Back in 2013 when Marr made his remarks about Scotland’s supposedly toxic anglophobia, many people in Scotland were still prepared to give the BBC and the British media in general the benefit of the doubt and hope that they would treat the Scottish independence debate impartially and fairly. Those hopes were well and truly smashed during the 2014 campaign and by everything that has happened since.

It is now beyond any doubt that the BBC will not be an impartial observer of and reporter on the independence campaign in this second referendum which lies ahead but rather, along with the explicitly anti-independence print media, it will be an active and enthusiastic participant in the independence campaign on the anti-independence side. The BBC is going to behave in this second campaign exactly as it behaved the first time around. It is clear that it has already dusted off the BBC British nationalist playbook from 2014. Following the publication of the first in the Scottish government’s series of papers making a fresh case for an independent Scotland, the BBC has focused almost exclusively on the lawfulness of another referendum should Johnson withhold a Section 30 order. It has paid very little attention to the substance of the paper, comparing Scotland’s performance as a part of the UK with that of a range of similar Northern European nations, a comparison which proves that Westminster is holding Scotland back and preventing it from achieving its full potential. The agenda of the BBC in response to the publication of the paper is very much that of the anti-independence parties.

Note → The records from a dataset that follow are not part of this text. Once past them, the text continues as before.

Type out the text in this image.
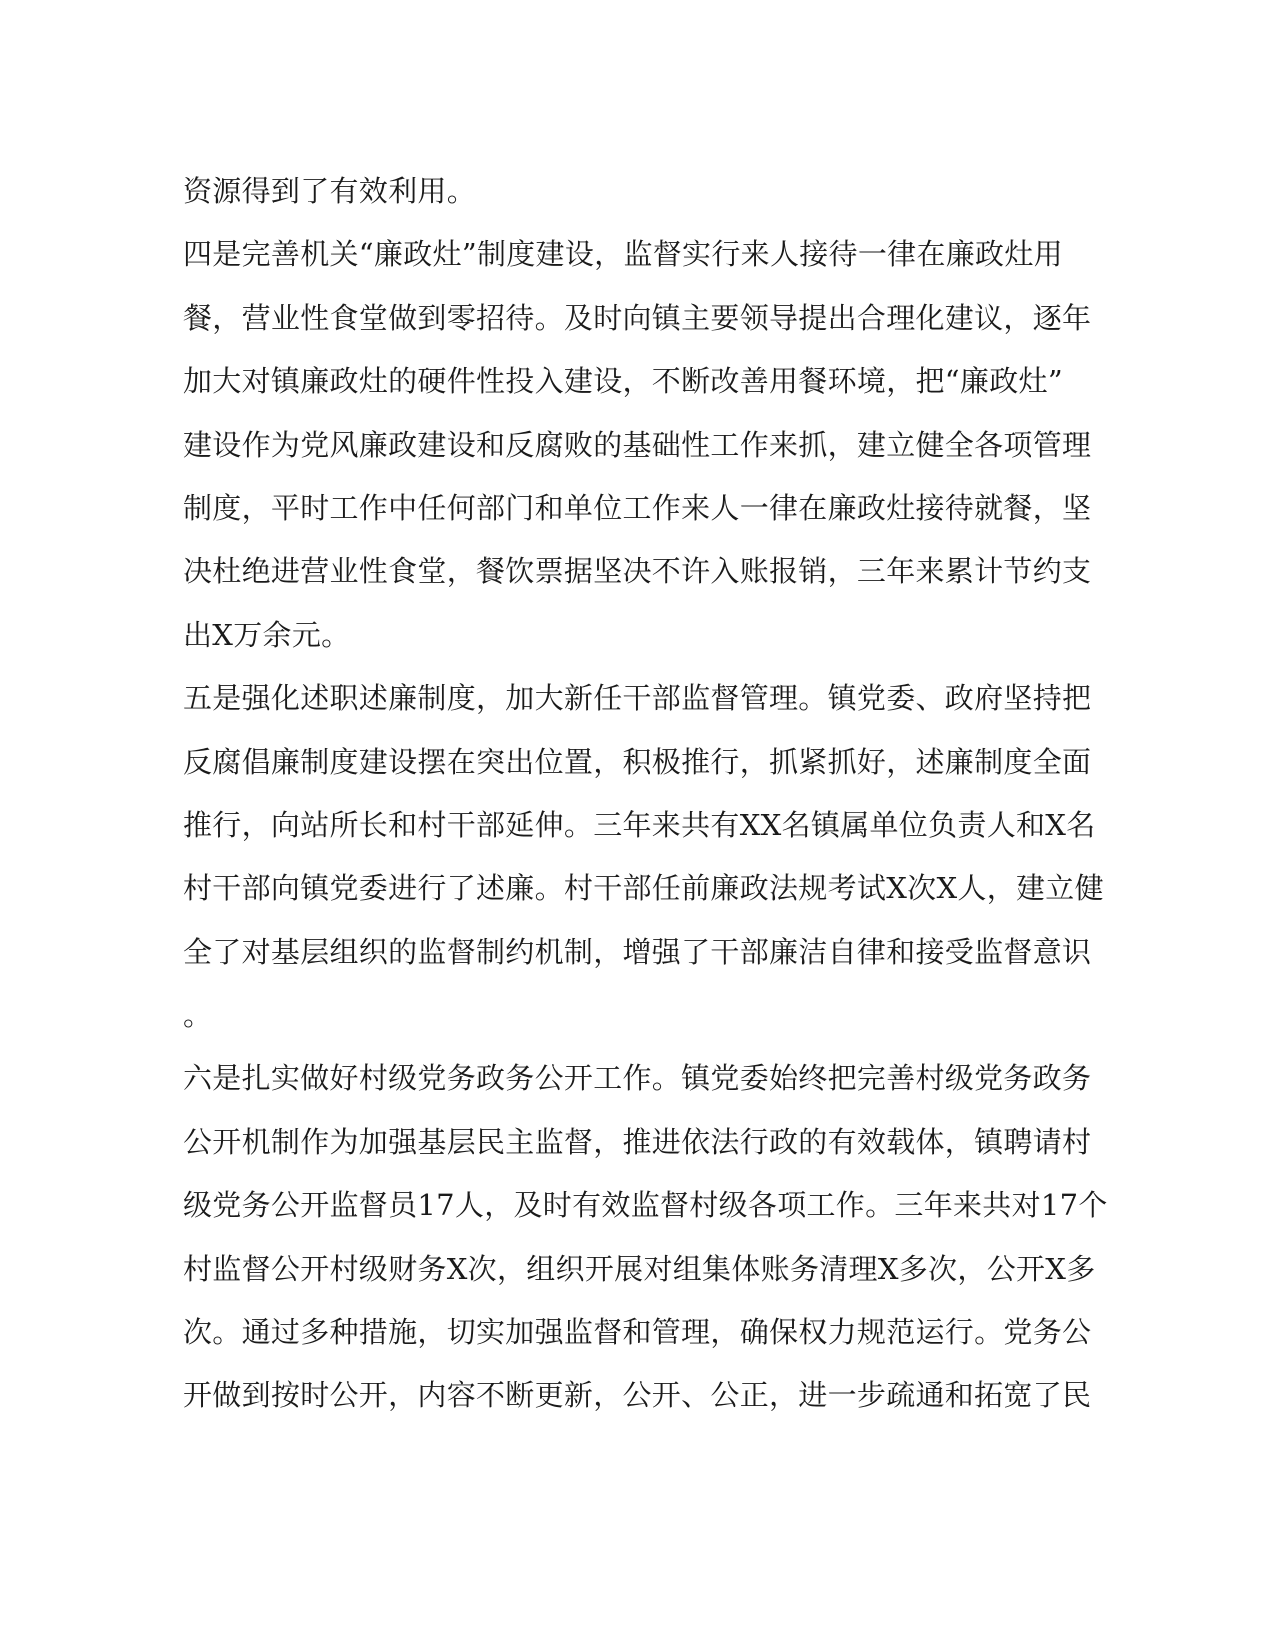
资源得到了有效利用。
四是完善机关“廉政灶”制度建设，监督实行来人接待一律在廉政灶用
餐，营业性食堂做到零招待。及时向镇主要领导提出合理化建议，逐年
加大对镇廉政灶的硬件性投入建设，不断改善用餐环境，把“廉政灶”
建设作为党风廉政建设和反腐败的基础性工作来抓，建立健全各项管理
制度，平时工作中任何部门和单位工作来人一律在廉政灶接待就餐，坚
决杜绝进营业性食堂，餐饮票据坚决不许入账报销，三年来累计节约支
出X万余元。
五是强化述职述廉制度，加大新任干部监督管理。镇党委、政府坚持把
反腐倡廉制度建设摆在突出位置，积极推行，抓紧抓好，述廉制度全面
推行，向站所长和村干部延伸。三年来共有XX名镇属单位负责人和X名
村干部向镇党委进行了述廉。村干部任前廉政法规考试X次X人，建立健
全了对基层组织的监督制约机制，增强了干部廉洁自律和接受监督意识
。
六是扎实做好村级党务政务公开工作。镇党委始终把完善村级党务政务
公开机制作为加强基层民主监督，推进依法行政的有效载体，镇聘请村
级党务公开监督员17人，及时有效监督村级各项工作。三年来共对17个
村监督公开村级财务X次，组织开展对组集体账务清理X多次，公开X多
次。通过多种措施，切实加强监督和管理，确保权力规范运行。党务公
开做到按时公开，内容不断更新，公开、公正，进一步疏通和拓宽了民
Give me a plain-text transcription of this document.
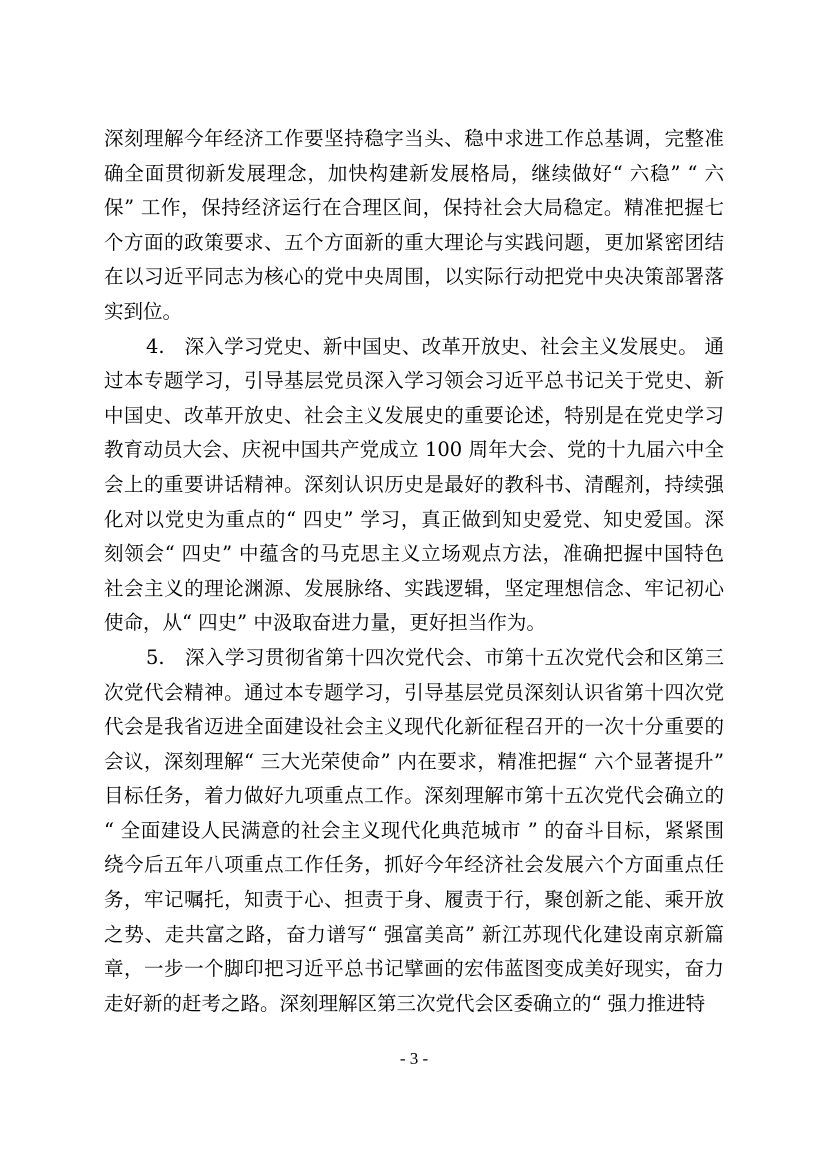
深刻理解今年经济工作要坚持稳字当头、稳中求进工作总基调，完整准
确全面贯彻新发展理念，加快构建新发展格局，继续做好“ 六稳” “ 六
保” 工作，保持经济运行在合理区间，保持社会大局稳定。精准把握七
个方面的政策要求、五个方面新的重大理论与实践问题，更加紧密团结
在以习近平同志为核心的党中央周围，以实际行动把党中央决策部署落
实到位。
4.　深入学习党史、新中国史、改革开放史、社会主义发展史。 通
过本专题学习，引导基层党员深入学习领会习近平总书记关于党史、新
中国史、改革开放史、社会主义发展史的重要论述，特别是在党史学习
教育动员大会、庆祝中国共产党成立 100 周年大会、党的十九届六中全
会上的重要讲话精神。深刻认识历史是最好的教科书、清醒剂，持续强
化对以党史为重点的“ 四史” 学习，真正做到知史爱党、知史爱国。深
刻领会“ 四史” 中蕴含的马克思主义立场观点方法，准确把握中国特色
社会主义的理论渊源、发展脉络、实践逻辑，坚定理想信念、牢记初心
使命，从“ 四史” 中汲取奋进力量，更好担当作为。
5.　深入学习贯彻省第十四次党代会、市第十五次党代会和区第三
次党代会精神。通过本专题学习，引导基层党员深刻认识省第十四次党
代会是我省迈进全面建设社会主义现代化新征程召开的一次十分重要的
会议，深刻理解“ 三大光荣使命” 内在要求，精准把握“ 六个显著提升”
目标任务，着力做好九项重点工作。深刻理解市第十五次党代会确立的
“ 全面建设人民满意的社会主义现代化典范城市 ” 的奋斗目标，紧紧围
绕今后五年八项重点工作任务，抓好今年经济社会发展六个方面重点任
务，牢记嘱托，知责于心、担责于身、履责于行，聚创新之能、乘开放
之势、走共富之路，奋力谱写“ 强富美高” 新江苏现代化建设南京新篇
章，一步一个脚印把习近平总书记擘画的宏伟蓝图变成美好现实，奋力
走好新的赶考之路。深刻理解区第三次党代会区委确立的“ 强力推进特
- 3 -
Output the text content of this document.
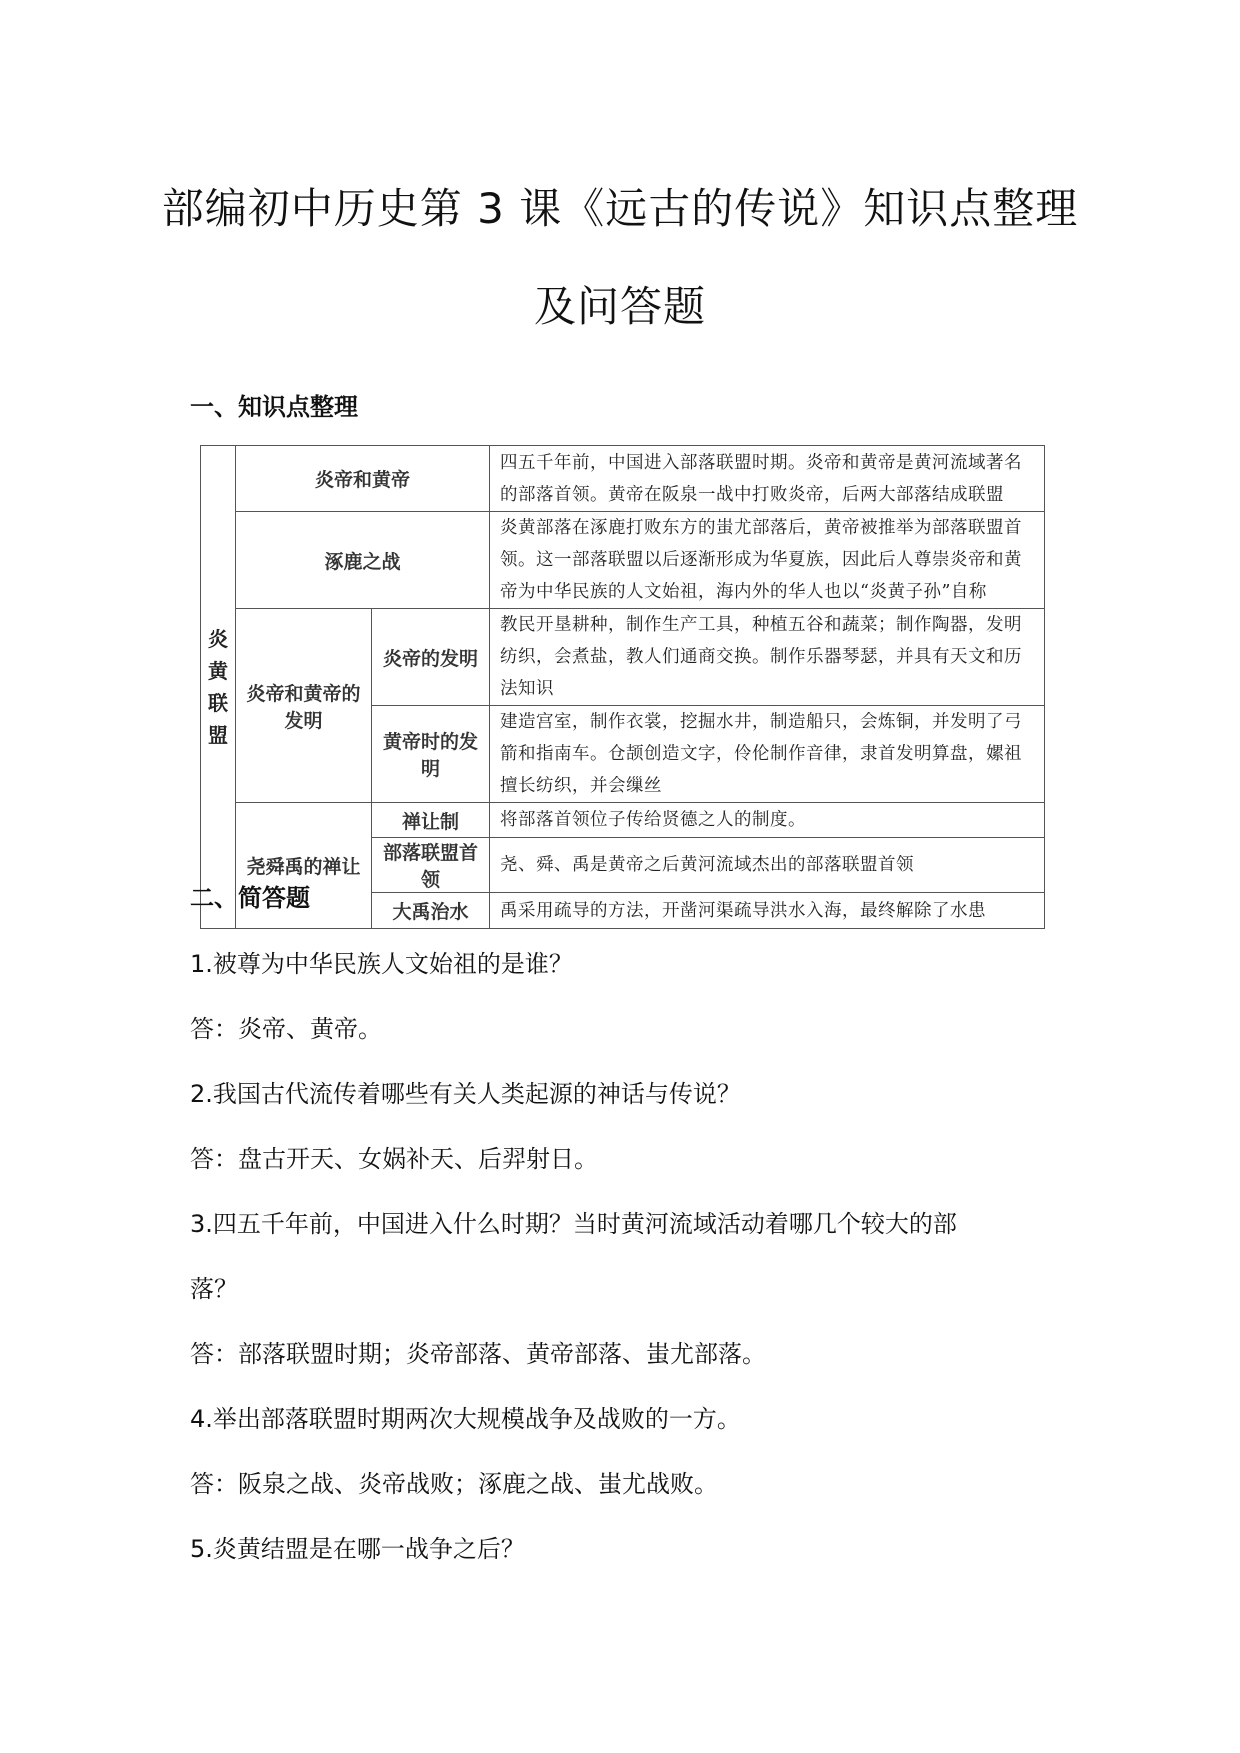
部编初中历史第 3 课《远古的传说》知识点整理
及问答题
一、知识点整理
炎黄联盟	炎帝和黄帝		四五千年前，中国进入部落联盟时期。炎帝和黄帝是黄河流域著名的部落首领。黄帝在阪泉一战中打败炎帝，后两大部落结成联盟
	涿鹿之战		炎黄部落在涿鹿打败东方的蚩尤部落后，黄帝被推举为部落联盟首领。这一部落联盟以后逐渐形成为华夏族，因此后人尊崇炎帝和黄帝为中华民族的人文始祖，海内外的华人也以“炎黄子孙”自称
	炎帝和黄帝的发明	炎帝的发明	教民开垦耕种，制作生产工具，种植五谷和蔬菜；制作陶器，发明纺织，会煮盐，教人们通商交换。制作乐器琴瑟，并具有天文和历法知识
		黄帝时的发明	建造宫室，制作衣裳，挖掘水井，制造船只，会炼铜，并发明了弓箭和指南车。仓颉创造文字，伶伦制作音律，隶首发明算盘，嫘祖擅长纺织，并会缫丝
	尧舜禹的禅让	禅让制	将部落首领位子传给贤德之人的制度。
		部落联盟首领	尧、舜、禹是黄帝之后黄河流域杰出的部落联盟首领
		大禹治水	禹采用疏导的方法，开凿河渠疏导洪水入海，最终解除了水患
二、简答题
1.被尊为中华民族人文始祖的是谁？
答：炎帝、黄帝。
2.我国古代流传着哪些有关人类起源的神话与传说？
答：盘古开天、女娲补天、后羿射日。
3.四五千年前，中国进入什么时期？当时黄河流域活动着哪几个较大的部
落？
答：部落联盟时期；炎帝部落、黄帝部落、蚩尤部落。
4.举出部落联盟时期两次大规模战争及战败的一方。
答：阪泉之战、炎帝战败；涿鹿之战、蚩尤战败。
5.炎黄结盟是在哪一战争之后？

What the BBC has carefully avoided is any discussion of what it would mean for the character and nature of this supposed union and for democracy in Scotland if the anti-independence parties resort to the courts or to appeals to Boris Johnson in order to veto the democratic right of the people of Scotland to determine for themselves the form of government best suited to their needs.

The BBC is not a reporter on Scotland’s constitutional debate but a participant in it. An organisation whose charter dictates that its role is to “contribute to the social cohesion and well being of the United Kingdom” is institutionally incapable of reporting objectively and fairly on a debate in which a part of the United Kingdom weighs up whether it wishes to continue being a part of the United Kingdom.

As we enter a second independence referendum campaign it is vital that the independence movement develops and builds upon its alternative means of reaching out to the people of this country. The British nationalists will not be as complacent this time around as they were in the early stages of the 2014 campaign. This time they know that they could lose, and they know that they have destroyed most of their strongest arguments and claims from the first referendum campaign. Our job is to make sure that the people of Scotland know it too. We need to be our own media, the media that we need. As yer maw always telt ye, if ye want something done, ye need tae dae it yersel.